Alimlerin mürekkepleriyle, dava adamlarının terleriyle, mazlumların gözyaşlarıyla ve şehitlerin kanlarıyla yoğrulan bu toprakların sömürgeleştirilmesinin, manda ve himaye altına alınmasının ilanıydı Ayasofya'yı kapatmak. 

Fatih Sultan Mehmed Han Hazretlerinin vakıfnamesinde yazdığı üzere Ayasofya'yı kapatanlara olan laneti, 1934 yılında imzalanan bakanlar kurulu kararında imzası olanlar başta olmak üzere, bu kararı destekleyenlerin de üzerinde oldu. 
Ayasofya'mız 10 Temmuz 2020 itibariyle yukarıda zikrettiğimiz parantezi kapatmak ve bir daha bu paranteze girmemenin haykırışıyla aslına rücu etti: ibadete tekrar açıldı. 
Ayasofya, güç ve enerji dinamiğimizin özgürlüğe kavuşması demektir. 

Ayasofya'nın özgürleşmesi, Kudüs'ün, Mekke'nin, Kurtuba'nın özgürleşmesi demektir ve bu yol açılmıştır.
Necip Fazıl'dan Nuri Pakdil'e, İsmail Kahraman'dan Recep Tayyip Erdoğan'a; Ayasofya davasının fikri, siyasi, edebi ve toplumsal mücadelesini veren herkese kalbi teşekkürlerimizi sunuyoruz. 
Ayasofya çilesiyle dertlenen tüm İslâm alemine müjdeler olsun. 

Artık ezanlar bir başka sadayla okunacak; sesi Kudüs'ten duyulacak. 
Özel bir teşekkürün diyaloğu: Üstadım Nuri Pakdil'e misafir olduğu bir günde Nuri ağabey karşısındaki misafirine şöyle demişti: Ayasofya'yı açın efendim.
Misafiri ise "Bana biraz daha müsaade edin ağabey; inşallah açacağız" diye söz vermişti.  İşte bu sözü veren yeni bin yılın Fatih'i Recep Tayyip Erdoğan'dır.

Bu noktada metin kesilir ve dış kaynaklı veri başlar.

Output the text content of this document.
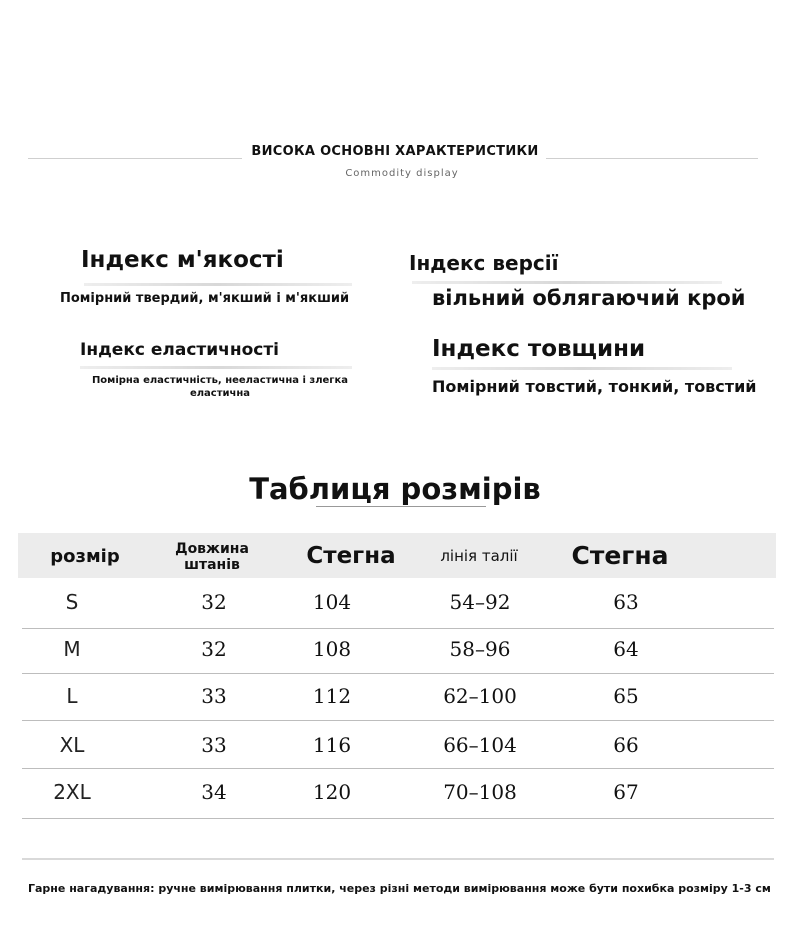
ВИСОКА ОСНОВНІ ХАРАКТЕРИСТИКИ
Commodity display
Індекс м'якості
Помірний твердий, м'якший і м'якший
Індекс версії
вільний облягаючий крой
Індекс еластичності
Помірна еластичність, нееластична і злегка еластична
Індекс товщини
Помірний товстий, тонкий, товстий
Таблиця розмірів
розмір	Довжина штанів	Стегна	лінія талії	Стегна
S	32	104	54–92	63
M	32	108	58–96	64
L	33	112	62–100	65
XL	33	116	66–104	66
2XL	34	120	70–108	67
Гарне нагадування: ручне вимірювання плитки, через різні методи вимірювання може бути похибка розміру 1-3 см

Kendisine bize bu heyecanı yaşattığı için teşekkür ediyoruz.

Ömrümüzü O'nun kavgasının ortasına getiren Allah'a hamd ediyoruz.
Son olarak şunu bilmenizi ve farkında olmanızı isterim ki; bizler Ayasofya'yı esaretten kurtaran nesiliz. Övüncümüzü ve bu ayrıcalığımızı şükür secdesine vararak yapalım.

Zincirler Kırıldı Ayasofya Açıldı
Esaret son buldu...
Vesselam...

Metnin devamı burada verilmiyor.